On fighting with song titles

I use a tool called Google Adwords for keyword research, among others.

I enter a term like ‘car insurance’ and Adwords gives me a list of words people use to search for car insurance. That helps me decide which words to include on a webpage – in a natural, flowing way – to help people find what they’re looking for. 

Now I do trust Google, but I always go back and do extra checks as well. I’ll tell you why…

Back when I worked at a health and wellbeing company we were ranking for a certain keyword, but we weren't getting any visits for it. I was like, ‘Gosh, that's crazy’. So we Googled this keyword, and there was a number-one song with the same title. People were searching for the song, not our site.

That happened here, too. We had an article titled Driving Home for Christmas. I told the writers we may not get much web traffic for it because when people Google Driving home for Christmas, they're looking for the song by Chris Rea, not tips about safe driving in winter.

On getting it right

I worked on a huge project for an airline – we rebuilt about 6,000 webpages. When those new pages went live, we didn't see any negative SEO impact. That might not sound like much, but it’s amazing.

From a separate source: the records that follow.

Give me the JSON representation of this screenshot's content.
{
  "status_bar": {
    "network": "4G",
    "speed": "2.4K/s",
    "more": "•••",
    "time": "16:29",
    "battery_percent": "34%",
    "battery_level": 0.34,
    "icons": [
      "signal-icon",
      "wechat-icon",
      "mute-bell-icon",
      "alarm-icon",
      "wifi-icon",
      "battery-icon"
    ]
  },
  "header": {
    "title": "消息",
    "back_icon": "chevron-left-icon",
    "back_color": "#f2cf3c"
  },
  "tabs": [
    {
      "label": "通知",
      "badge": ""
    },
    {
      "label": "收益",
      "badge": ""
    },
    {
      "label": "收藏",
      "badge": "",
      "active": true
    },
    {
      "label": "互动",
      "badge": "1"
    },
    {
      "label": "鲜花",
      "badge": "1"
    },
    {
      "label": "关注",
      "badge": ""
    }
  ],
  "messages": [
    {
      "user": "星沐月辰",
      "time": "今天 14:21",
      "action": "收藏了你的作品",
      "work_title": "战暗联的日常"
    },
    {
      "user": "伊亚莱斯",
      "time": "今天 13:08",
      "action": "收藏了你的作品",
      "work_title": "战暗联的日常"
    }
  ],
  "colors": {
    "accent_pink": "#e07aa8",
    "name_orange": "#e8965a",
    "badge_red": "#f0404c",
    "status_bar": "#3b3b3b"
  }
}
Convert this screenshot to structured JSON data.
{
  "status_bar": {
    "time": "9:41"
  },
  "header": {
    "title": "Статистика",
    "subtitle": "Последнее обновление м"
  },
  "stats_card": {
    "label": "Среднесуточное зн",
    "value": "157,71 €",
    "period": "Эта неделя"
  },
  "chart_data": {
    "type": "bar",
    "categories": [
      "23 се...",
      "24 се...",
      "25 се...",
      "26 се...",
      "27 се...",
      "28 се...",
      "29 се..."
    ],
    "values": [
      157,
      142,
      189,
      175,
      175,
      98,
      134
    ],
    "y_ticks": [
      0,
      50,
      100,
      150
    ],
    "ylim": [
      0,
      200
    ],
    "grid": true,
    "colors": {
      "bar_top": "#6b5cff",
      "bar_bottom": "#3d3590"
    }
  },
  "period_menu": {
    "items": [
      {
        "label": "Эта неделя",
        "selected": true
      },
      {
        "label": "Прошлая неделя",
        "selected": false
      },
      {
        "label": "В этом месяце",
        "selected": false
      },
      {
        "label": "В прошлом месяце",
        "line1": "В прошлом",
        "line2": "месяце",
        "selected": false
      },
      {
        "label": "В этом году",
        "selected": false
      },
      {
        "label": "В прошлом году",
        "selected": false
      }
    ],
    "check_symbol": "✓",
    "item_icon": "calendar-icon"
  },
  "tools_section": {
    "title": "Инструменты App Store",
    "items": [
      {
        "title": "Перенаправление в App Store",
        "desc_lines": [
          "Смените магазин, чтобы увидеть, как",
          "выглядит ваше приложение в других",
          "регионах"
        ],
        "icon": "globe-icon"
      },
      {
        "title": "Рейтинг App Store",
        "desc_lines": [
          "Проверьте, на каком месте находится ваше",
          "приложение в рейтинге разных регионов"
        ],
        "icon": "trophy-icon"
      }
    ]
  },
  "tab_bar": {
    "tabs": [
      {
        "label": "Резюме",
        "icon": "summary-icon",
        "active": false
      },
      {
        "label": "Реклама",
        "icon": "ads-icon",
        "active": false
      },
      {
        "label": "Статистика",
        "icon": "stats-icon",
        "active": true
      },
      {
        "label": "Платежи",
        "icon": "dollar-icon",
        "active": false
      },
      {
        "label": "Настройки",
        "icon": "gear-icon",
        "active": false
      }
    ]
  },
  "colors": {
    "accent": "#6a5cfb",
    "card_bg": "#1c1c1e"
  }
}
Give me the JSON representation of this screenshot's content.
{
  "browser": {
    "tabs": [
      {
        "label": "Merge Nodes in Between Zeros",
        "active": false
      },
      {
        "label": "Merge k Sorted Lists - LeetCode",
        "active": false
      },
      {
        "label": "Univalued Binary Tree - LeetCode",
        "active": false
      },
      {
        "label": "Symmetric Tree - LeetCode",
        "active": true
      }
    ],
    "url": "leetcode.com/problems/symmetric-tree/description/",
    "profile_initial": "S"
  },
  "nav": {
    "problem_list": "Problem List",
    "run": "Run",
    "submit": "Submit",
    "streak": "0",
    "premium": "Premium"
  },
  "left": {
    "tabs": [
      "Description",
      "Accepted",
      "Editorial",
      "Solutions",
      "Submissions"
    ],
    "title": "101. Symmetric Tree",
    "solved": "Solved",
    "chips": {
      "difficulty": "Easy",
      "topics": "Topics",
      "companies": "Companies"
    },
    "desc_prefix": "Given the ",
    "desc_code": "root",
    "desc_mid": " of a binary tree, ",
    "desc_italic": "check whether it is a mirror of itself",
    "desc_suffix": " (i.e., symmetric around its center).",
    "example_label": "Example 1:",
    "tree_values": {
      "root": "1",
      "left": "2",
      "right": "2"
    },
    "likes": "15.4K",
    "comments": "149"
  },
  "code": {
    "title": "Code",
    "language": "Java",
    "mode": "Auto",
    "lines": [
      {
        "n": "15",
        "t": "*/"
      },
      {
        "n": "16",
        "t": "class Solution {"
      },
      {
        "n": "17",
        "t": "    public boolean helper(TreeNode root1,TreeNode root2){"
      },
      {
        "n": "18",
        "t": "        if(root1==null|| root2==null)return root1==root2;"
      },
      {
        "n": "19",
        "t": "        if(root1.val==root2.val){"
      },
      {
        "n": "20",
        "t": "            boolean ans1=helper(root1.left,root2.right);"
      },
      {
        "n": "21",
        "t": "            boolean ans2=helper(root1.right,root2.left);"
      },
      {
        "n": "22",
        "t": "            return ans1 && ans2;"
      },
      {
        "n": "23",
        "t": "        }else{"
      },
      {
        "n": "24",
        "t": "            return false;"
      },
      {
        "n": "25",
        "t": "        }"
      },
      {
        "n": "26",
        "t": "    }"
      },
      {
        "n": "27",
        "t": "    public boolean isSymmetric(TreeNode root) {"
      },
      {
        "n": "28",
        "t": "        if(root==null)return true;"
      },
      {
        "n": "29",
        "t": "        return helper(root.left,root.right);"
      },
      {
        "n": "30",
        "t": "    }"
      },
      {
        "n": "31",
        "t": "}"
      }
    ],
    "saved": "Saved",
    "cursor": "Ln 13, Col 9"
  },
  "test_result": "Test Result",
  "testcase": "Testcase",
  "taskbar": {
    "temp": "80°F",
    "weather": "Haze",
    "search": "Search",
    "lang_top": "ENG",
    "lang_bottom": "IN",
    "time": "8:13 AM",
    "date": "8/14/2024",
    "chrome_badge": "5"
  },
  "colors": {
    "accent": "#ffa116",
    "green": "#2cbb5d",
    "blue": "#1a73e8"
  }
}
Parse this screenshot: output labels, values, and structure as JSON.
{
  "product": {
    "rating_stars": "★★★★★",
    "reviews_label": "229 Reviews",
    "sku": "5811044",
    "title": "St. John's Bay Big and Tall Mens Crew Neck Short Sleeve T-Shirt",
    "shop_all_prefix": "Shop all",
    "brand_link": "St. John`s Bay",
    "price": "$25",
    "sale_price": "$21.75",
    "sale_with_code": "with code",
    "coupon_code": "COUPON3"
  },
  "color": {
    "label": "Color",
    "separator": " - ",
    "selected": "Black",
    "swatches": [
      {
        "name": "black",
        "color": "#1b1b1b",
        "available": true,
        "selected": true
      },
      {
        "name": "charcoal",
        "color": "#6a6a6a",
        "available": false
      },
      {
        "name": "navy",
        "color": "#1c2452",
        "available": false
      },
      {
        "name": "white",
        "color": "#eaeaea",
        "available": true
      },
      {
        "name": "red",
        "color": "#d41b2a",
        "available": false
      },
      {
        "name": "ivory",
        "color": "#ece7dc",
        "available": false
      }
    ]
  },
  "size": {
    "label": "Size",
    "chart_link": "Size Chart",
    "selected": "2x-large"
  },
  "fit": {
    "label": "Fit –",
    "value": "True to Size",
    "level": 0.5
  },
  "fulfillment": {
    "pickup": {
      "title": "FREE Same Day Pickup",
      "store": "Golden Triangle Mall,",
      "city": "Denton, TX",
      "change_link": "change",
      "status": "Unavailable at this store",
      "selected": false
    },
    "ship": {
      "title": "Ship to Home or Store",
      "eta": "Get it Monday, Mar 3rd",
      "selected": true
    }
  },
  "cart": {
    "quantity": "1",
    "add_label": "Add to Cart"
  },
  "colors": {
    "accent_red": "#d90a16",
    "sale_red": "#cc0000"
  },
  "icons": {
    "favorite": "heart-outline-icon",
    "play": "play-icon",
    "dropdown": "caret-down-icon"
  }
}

Google has more than 200 ranking factors, so there's no way to pinpoint what impact changes to your website will have. You’re always at the mercy of Google.

Besides, Google change their algorithm so often and when they do, webpages shuffle up and down the search results.

You might have been working hard on your website, but your competitor might have been working harder. Or they might’ve published something that Google prefers over your content.

That’s why as soon as I come in to work in the morning, I check Google to see if our pages have improved, declined, or held their position. Our rankings set the mood for my day.

On getting it wrong

I worked on a website redesign for a jobs board business. When we put it live, there was a small issue and Google penalised us for it. Our site visits went down - it took us nine months to get the site back to where it was in Google’s rankings before the redesign.

Website redesigns can be tricky. Google understood your old site and now you've created this shiny new one. It’s like saying, ‘Hey, we were over there, but now we're over here.’ Google has to understand your new website and rank you accordingly. Sometimes it doesn't work out as you hoped, at least not right away.

One of the biggest misunderstandings about SEO is that it takes time. People used to call me a conjurer of the dark arts because nobody really understood what I did.

I would ask for a change to a website, but nobody understood why and when they made the change nothing happened. Then over time, we’d see an improvement – more web traffic, more customers – and that’s how I gained trust.

On looking ahead

One of my biggest goals is to get car insurance ranked number one for Aviva Ireland, which will have a direct impact on our bottom line by bringing new customers to the site.

For me, this is the year of SEO tools. I want to dig into some brilliant new tools, learn how they work and then apply that to my job. And digital accessibility, we're ramping that up to make sure our website is completely inclusive for all users, which is really important to me.

Outside work, I’ve joined a theatre group with my sister. She wants to be in the limelight, but I'm more of a behind-the-scenes person. Or maybe back-up dancer #5. Just something fun, to get out and meet people.

I guess people are like websites, you have to put yourself out there to be found.